Does Technology Make Plagiarism Obsolete? Your Kid Might Think So

plagiarism in collegePoet Audre Lorde said, "There are no new ideas. There are only new ways of making them felt."

Still, that doesn't give anyone the right to steal words and ideas from someone else and present them as their own. But more and more students are doing just that, according to The New York Times.

Professors and tutors are reporting that more students are copying and pasting text from the web and not attributing the text to its original source or author. What's worse, many students know this is plagiarism but just don't care. Only 29 percent of students surveyed see stealing from the web as "serious cheating."


Whether plagiarism isn't being taught in high schools, or if this generation is used to stealing music, streaming cable television for free, or simply getting all of their "facts" from Wikipedia, there is a real disconnect for students who use words found on the web, rather than using their own.

Luckily not all students think it's okay to grab what you want from the web without giving credit to the author or source.

That theory does not wash with Sarah Wilensky, a senior at Indiana University, who said that relaxing plagiarism standards “does not foster creativity, it fosters laziness.”

“You’re not coming up with new ideas if you’re grabbing and mixing and matching,” said Ms. Wilensky, who took aim at Ms. Hegemann in a column in her student newspaper headlined “Generation Plagiarism.”

“It may be increasingly accepted, but there are still plenty of creative people -- authors and artists and scholars -- who are doing original work,” Ms.
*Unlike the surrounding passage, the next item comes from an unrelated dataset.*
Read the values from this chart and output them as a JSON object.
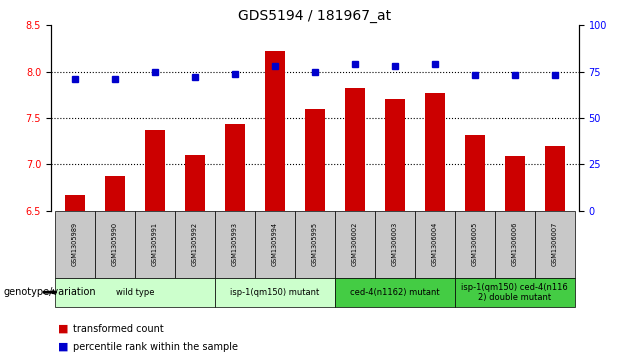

Wilensky said in an interview. “It’s kind of an insult that that ideal is gone, and now we’re left only to make collages of the work of previous generations.”

I actually think it would be more difficult to piece together text from various sources and create a comprehensive paper than to read those sources and formulate your own sentences. But clearly, it's happening. Wilensky also believes that high school is not preparing college students to read, absorb, and formulate their own thoughts on original source material.

Perhaps they're too busy listening to mash-ups and getting their news from aggregates.